Darby Shaw reviews that band “everyone’s heard of, but never really listened to,” O.A.R. and their album All Sides.OAR all sides

   About six years ago, I was at one of those cheesy-ass “murder mystery dinner parties.”  You know… everyone dresses up and acts out a murder mystery with each other, and there are themed courses to the meal that match up to the story line.  Unfortunately, my wife and I were the only ones to show up other than the host and hostess, which made it rather difficult to play out the murder mystery.  But since we had a fridge full of beer and I had a sock stuffed down my pants (it was a part of the character, I swear), we decided to play the ever-entertaining college drinking game, “Flip Cup.” 

   At one point in our Sam Adams Light-laced evening, the hostess threw a CD in the stereo.  It was upbeat and vaguely reggae-ish.  Since I was still sober enough to be able to recall the answer, I asked who the band was.

   “Of A Revolution,” the hostess replied.  A formerly-indie, formerly-college-band who half-formed in Maryland and completed their formation while attending The Ohio State University.  They benefitted from having a built-in college fan base.  They encouraged their fans to plug their laptops into the soundboard at live shows and record them for distribution (at first by burned CD, but later by FTP).  They basically rocked your face off as a younger, more island-y version of the Dave Matthews Band.

   That night, my fanboy-dom was born.

   My fanboy-dom been a long and imperfect journey.  I started out calling them “oar” (like the thing you row a boat with) for a while, rather than pronouncing the letters.  Turns out, the band hates when people do that.  I downloaded live shows from the internets… but I got wrapped up in this odd subculture of uber-dorks who only offered said downloads in some ridiculously bloated lossless audio format that then had to be converted to mp3 to be able to play.  I celebrated their graduation from cult-indie-band status into the world of major label distribution, until I realized that their sound was becoming more radio-friendly and less like the college band I’d fallen in man-love with.

   Six years later, they’ve reached a pinnacle. 

   If you listen to SIRIUS Hits 1 or The Pulse, you know who they are.  They’re the ones with the song “Shattered,” which plays roughly 20 times an hour.  (I have no idea if it’s on regular radio, as I don’t listen to that crap anymore.)  The album it came from, “All Sides,” has been out for about four months; apparently, they were in no rush to get radio airtime.  The album is polished, the instrumentals refined, the vocals clear.

   Which makes it utterly unlike what they used to be.

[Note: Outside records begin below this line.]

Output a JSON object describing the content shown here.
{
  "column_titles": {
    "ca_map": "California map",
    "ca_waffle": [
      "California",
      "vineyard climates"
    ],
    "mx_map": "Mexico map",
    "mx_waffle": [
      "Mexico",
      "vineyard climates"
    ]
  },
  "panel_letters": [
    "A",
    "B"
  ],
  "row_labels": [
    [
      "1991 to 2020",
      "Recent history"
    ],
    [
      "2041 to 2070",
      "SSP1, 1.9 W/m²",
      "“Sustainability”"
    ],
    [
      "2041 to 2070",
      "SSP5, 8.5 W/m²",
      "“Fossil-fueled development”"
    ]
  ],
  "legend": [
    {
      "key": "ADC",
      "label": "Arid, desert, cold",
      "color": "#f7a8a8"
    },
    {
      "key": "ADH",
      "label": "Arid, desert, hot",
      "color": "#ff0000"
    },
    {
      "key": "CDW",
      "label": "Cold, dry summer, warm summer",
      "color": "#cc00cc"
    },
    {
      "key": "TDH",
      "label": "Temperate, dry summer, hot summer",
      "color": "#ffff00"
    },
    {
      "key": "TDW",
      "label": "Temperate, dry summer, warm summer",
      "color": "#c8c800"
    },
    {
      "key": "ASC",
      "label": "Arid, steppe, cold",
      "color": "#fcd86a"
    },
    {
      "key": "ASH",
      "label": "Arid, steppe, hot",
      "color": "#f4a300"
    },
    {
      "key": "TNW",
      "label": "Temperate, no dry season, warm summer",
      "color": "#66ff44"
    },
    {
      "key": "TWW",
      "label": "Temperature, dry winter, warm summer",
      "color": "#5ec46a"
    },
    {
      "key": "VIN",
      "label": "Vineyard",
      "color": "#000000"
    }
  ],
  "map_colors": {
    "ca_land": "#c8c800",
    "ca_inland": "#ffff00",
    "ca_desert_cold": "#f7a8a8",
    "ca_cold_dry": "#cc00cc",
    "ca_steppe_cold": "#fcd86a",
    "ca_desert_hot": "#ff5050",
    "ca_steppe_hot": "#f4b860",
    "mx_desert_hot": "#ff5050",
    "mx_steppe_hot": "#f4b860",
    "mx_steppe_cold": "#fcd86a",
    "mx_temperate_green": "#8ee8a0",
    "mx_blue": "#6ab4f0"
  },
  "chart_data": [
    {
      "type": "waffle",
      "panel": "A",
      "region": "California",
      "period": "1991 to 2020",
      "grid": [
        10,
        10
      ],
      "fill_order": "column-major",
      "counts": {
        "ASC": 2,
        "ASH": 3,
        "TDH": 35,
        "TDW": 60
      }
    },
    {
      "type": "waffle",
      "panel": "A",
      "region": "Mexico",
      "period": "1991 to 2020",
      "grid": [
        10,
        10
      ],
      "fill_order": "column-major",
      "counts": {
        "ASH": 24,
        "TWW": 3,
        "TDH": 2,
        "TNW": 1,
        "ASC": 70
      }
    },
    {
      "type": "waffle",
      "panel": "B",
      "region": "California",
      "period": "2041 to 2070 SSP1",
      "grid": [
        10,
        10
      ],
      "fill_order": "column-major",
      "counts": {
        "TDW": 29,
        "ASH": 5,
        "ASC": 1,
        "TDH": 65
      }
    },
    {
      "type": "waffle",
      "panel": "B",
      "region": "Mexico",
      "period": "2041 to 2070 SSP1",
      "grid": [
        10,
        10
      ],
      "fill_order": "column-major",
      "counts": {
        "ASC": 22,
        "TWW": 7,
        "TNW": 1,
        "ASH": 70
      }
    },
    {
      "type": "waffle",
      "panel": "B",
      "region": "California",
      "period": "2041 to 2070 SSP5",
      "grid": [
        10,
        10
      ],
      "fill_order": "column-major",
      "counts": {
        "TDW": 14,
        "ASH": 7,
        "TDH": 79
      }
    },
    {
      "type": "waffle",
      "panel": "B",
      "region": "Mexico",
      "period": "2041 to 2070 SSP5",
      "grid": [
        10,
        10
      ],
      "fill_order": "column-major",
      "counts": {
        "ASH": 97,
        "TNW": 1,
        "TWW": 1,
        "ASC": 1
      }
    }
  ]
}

   I HATE being even vaguely like those jerkoff indie music listeners, who bemoan the fate of their favorite band that happens to hit the musical motherlode and go mainstream.  Nothing makes me want to punch a guy in the face more than the phrase, “Yeah, I knew them back when they were playing in tiny little joints, but they’ve sold out and gone all corporate now.”  But… yeah.  They sound like they sold their musical souls to the devil.  They sound nice.  There are a half-dozen tracks that would work on the radio.  I’m sure they’d talk about their music “maturing” and “trying something new” and blah blah blah. 

   And they got to play a show in Madison Square Garden, so they’ve got that going for them.

   But now, instead of them being a band that I can listen to while playing drinking game… they’re a band that just makes me want to drink.  What Is Mine.  It’s the only track on the album that sounds vaguely like their original work.  Hmph. 

Song you should pay $1 on iTunes, rather than downloading for free:

Rating: 

3 oars.  It’s a decent album… if it’s the first one of theirs you’ve ever listened to.